With employees seeing increasing levels of interconnectivity through work email and messaging, it's unsurprising that many turn to their keyboards to ask and answer questions rather than picking up the phone.
While emails and text messages provide a convenient, on-the-go solution for passing on information and general communication, this channel may also be holding up your business's productivity by slowing down the decision making process.
Could picking up the phone be a simpler answer? We look at whether encouraging more use of web conferencing and teleconferencing tools could help streamline some of our daily communication and increase productivity.
Passive action through email
When we send an email with a request, we put the ball in the someone else's court, so to speak. By shifting responsibility to a second party to address an issue, we have simultaneously "dealt" with it, and made sure that in awaiting a reply, it's no longer in our hands.

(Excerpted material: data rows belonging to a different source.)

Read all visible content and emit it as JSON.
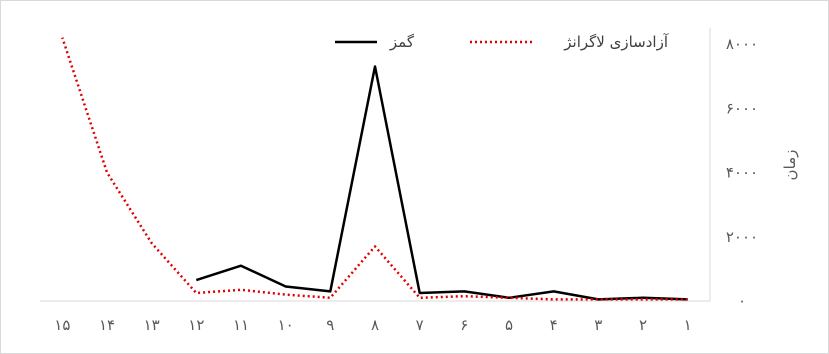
{
  "chart_data": {
    "type": "line",
    "x": [
      1,
      2,
      3,
      4,
      5,
      6,
      7,
      8,
      9,
      10,
      11,
      12,
      13,
      14,
      15
    ],
    "x_tick_labels": [
      "۱",
      "۲",
      "۳",
      "۴",
      "۵",
      "۶",
      "۷",
      "۸",
      "۹",
      "۱۰",
      "۱۱",
      "۱۲",
      "۱۳",
      "۱۴",
      "۱۵"
    ],
    "x_direction": "right-to-left",
    "series": [
      {
        "name": "گمز",
        "color": "#000000",
        "dash": "solid",
        "values": [
          50,
          100,
          50,
          300,
          100,
          300,
          250,
          7300,
          300,
          450,
          1100,
          650,
          null,
          null,
          null
        ]
      },
      {
        "name": "آزادسازی لاگرانژ",
        "color": "#e00000",
        "dash": "dotted",
        "values": [
          50,
          50,
          50,
          50,
          100,
          150,
          100,
          1700,
          100,
          200,
          350,
          250,
          1800,
          4000,
          8200
        ]
      }
    ],
    "ylabel": "زمان",
    "ylim": [
      0,
      8500
    ],
    "y_ticks": [
      0,
      2000,
      4000,
      6000,
      8000
    ],
    "y_tick_labels": [
      "۰",
      "۲۰۰۰",
      "۴۰۰۰",
      "۶۰۰۰",
      "۸۰۰۰"
    ],
    "y_axis_side": "right",
    "grid": false,
    "legend_position": "top"
  }
}
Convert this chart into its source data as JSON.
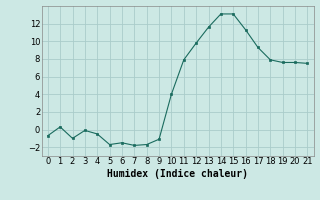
{
  "x": [
    0,
    1,
    2,
    3,
    4,
    5,
    6,
    7,
    8,
    9,
    10,
    11,
    12,
    13,
    14,
    15,
    16,
    17,
    18,
    19,
    20,
    21
  ],
  "y": [
    -0.7,
    0.3,
    -1.0,
    -0.1,
    -0.5,
    -1.7,
    -1.5,
    -1.8,
    -1.7,
    -1.1,
    4.0,
    7.9,
    9.8,
    11.6,
    13.1,
    13.1,
    11.3,
    9.3,
    7.9,
    7.6,
    7.6,
    7.5
  ],
  "line_color": "#1a6b5e",
  "marker": "s",
  "marker_size": 2,
  "bg_color": "#cce8e4",
  "grid_color": "#aaccca",
  "xlabel": "Humidex (Indice chaleur)",
  "xlabel_fontsize": 7,
  "tick_fontsize": 6,
  "ylim": [
    -3,
    14
  ],
  "xlim": [
    -0.5,
    21.5
  ],
  "yticks": [
    -2,
    0,
    2,
    4,
    6,
    8,
    10,
    12
  ],
  "xticks": [
    0,
    1,
    2,
    3,
    4,
    5,
    6,
    7,
    8,
    9,
    10,
    11,
    12,
    13,
    14,
    15,
    16,
    17,
    18,
    19,
    20,
    21
  ]
}
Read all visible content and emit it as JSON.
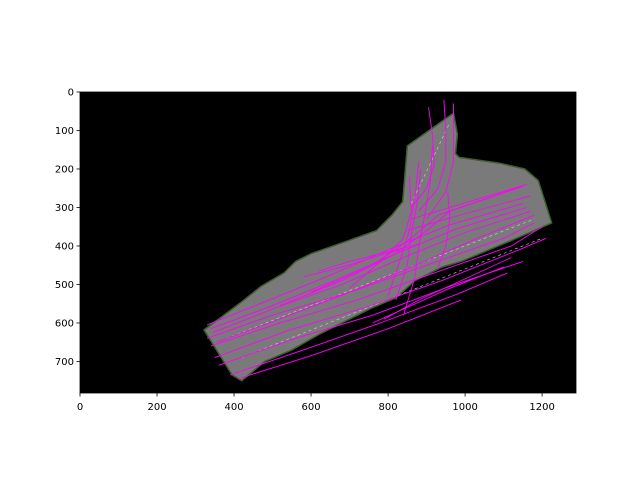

Many of us find our email inboxes overflowing by mid-morning, so the process of sifting through them can be time-consuming and could slow down task management in general.
In addition, because emails are devoid of the tone and nuance present in spoken communication, we may spend longer trying to craft a friendly, or polite-sounding email to avoid the risk of coming across as too demanding or harsh.
As technology advances, it is often expected that the speed at which it operates should increase.
However, despite the "instant" nature of self-updating email, online chat and messaging services, for those short of time the spoken word may still be the best way to exchange information. Queries that may take a whole string of emails to puzzle through can more likely than not be solved in a minute or two over the phone.
In terms of collaboration, holding a teleconference is an efficient way to ensure that everyone is on the same page, and that your business can get on with what it does best.
Millennials more likely to email
The recent "Bosses say 'pick up the phone'" piece published by the Wall Street Journal (WSJ), reignited the discussion over the place of the telephone in the modern day workplace.
One of the arguments entailed Millennial employees holding certain biases as to how they would prefer to be contacted, having grown up with a wide array of digital communication including texting and instant messaging.
According to the WSJ, an apparent tendency to eschew the phone could potentially impact businesses' creativity and productivity.
Docstoc's Chief Executive, Jason Nazar told the WSJ that he believed his company had missed out on hiring opportunities due to his Millennial age employees using email rather than calling to contact applicants.
"If you can do something more quickly and more efficiently by using older technology, then do it," said Mr Nazar.